Monday, Aug. 03, 1931
In a Canyon
Alone in a shack on the White River, Ariz., four miles from the Apache reservation, lived Henrietta Schmerler, 23, a New York girl who wanted to learn Indian tribal secrets. A brilliant student of anthropology and ethnology at Columbia University under famed Professor Franz Boas, she had been granted a fellowship to go west and study red men in situ.
In a canyon on the reservation last week was found the body of Student Schmerler. She had been stabbed, beaten, choked, thrown into the deep ravine. A few days before, she was said to have set out with Apache Claude Gilbert, 25, to attend a native dance at White River. Alarmed at her long absence from her shack, a white deputy sheriff organized a posse of Indians. They brought back the battered corpse fastened to the back of a horse.
Young Apache Gilbert admitted the dance engagement but said the white girl had changed her mind, refused to go with him. When her disappearance was first reported he was arrested and jailed on a charge of selling beer. He said he knew nothing of the girl's fate. Attempts to obtain information from two other taciturn Indians who were held, were equally fruitless. U. S. District Attorney John C. Gung'l went from Phoenix to White River. Friend of Indians, he announced: "It is unfair to condemn the Apache tribe because this brutal killing took place on its reservation."

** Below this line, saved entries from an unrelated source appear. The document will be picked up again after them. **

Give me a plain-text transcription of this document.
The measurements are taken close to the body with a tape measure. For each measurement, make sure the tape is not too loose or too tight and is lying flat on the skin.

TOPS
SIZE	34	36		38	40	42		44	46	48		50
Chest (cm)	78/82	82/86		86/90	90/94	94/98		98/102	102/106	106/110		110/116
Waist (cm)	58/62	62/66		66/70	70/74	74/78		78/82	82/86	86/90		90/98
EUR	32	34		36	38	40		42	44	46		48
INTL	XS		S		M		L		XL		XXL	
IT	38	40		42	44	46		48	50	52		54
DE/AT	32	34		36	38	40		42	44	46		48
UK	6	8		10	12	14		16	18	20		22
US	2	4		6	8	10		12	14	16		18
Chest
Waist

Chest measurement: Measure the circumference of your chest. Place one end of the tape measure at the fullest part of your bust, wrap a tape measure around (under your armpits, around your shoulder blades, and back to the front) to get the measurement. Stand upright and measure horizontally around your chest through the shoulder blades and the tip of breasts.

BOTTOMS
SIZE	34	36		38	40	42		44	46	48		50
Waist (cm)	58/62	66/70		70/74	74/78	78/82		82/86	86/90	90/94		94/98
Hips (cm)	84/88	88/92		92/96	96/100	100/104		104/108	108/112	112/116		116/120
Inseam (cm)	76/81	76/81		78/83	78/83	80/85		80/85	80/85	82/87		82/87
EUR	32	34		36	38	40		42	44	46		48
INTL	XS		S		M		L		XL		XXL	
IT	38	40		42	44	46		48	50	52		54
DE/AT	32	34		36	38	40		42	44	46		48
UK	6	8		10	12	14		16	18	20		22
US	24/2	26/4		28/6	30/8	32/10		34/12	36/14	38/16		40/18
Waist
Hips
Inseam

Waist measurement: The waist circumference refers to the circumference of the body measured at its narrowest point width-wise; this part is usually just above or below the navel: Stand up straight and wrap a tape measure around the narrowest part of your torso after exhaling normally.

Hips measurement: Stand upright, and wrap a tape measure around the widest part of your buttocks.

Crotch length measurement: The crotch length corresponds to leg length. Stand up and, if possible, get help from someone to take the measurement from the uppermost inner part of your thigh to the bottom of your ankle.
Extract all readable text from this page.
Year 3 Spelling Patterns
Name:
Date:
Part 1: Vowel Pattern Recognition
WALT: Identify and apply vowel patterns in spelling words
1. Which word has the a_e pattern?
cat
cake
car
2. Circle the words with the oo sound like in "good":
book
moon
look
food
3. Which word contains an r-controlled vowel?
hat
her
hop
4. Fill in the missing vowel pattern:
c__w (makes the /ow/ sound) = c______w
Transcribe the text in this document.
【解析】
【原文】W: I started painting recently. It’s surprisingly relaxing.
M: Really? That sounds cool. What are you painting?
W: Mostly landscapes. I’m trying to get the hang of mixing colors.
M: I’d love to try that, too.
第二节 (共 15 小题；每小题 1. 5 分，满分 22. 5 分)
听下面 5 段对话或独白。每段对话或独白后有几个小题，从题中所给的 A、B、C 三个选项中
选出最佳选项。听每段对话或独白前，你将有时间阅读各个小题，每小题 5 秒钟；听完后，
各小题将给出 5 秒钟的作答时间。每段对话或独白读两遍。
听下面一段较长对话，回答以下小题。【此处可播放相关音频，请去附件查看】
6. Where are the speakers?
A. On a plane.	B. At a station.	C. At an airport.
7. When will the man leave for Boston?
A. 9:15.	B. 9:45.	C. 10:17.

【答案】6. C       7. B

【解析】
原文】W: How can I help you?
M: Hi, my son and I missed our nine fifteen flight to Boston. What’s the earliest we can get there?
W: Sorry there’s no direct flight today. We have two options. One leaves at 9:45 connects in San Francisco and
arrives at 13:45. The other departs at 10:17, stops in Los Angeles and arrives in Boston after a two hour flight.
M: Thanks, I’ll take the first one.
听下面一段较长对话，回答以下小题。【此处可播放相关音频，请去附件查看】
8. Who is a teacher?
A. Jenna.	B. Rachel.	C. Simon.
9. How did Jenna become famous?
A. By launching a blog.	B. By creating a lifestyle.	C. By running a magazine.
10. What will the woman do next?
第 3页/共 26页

Theories offered to explain the killing: that an Indian girl, resenting the white woman's friendship with Gilbert, had killed her in a jealous rage; that she had been murdered by squaws who were angered at having her come among them asking personal questions. But then was found an unmailed letter from the girl to her kin in the East. She told of one Indian buck who, as white people had warned her might happen, had taken advantage of her friendly interest, tried to molest her. She wrote that she feared this Indian. Authorities started looking for him. He was, they said, a nomadic Apache from the hills.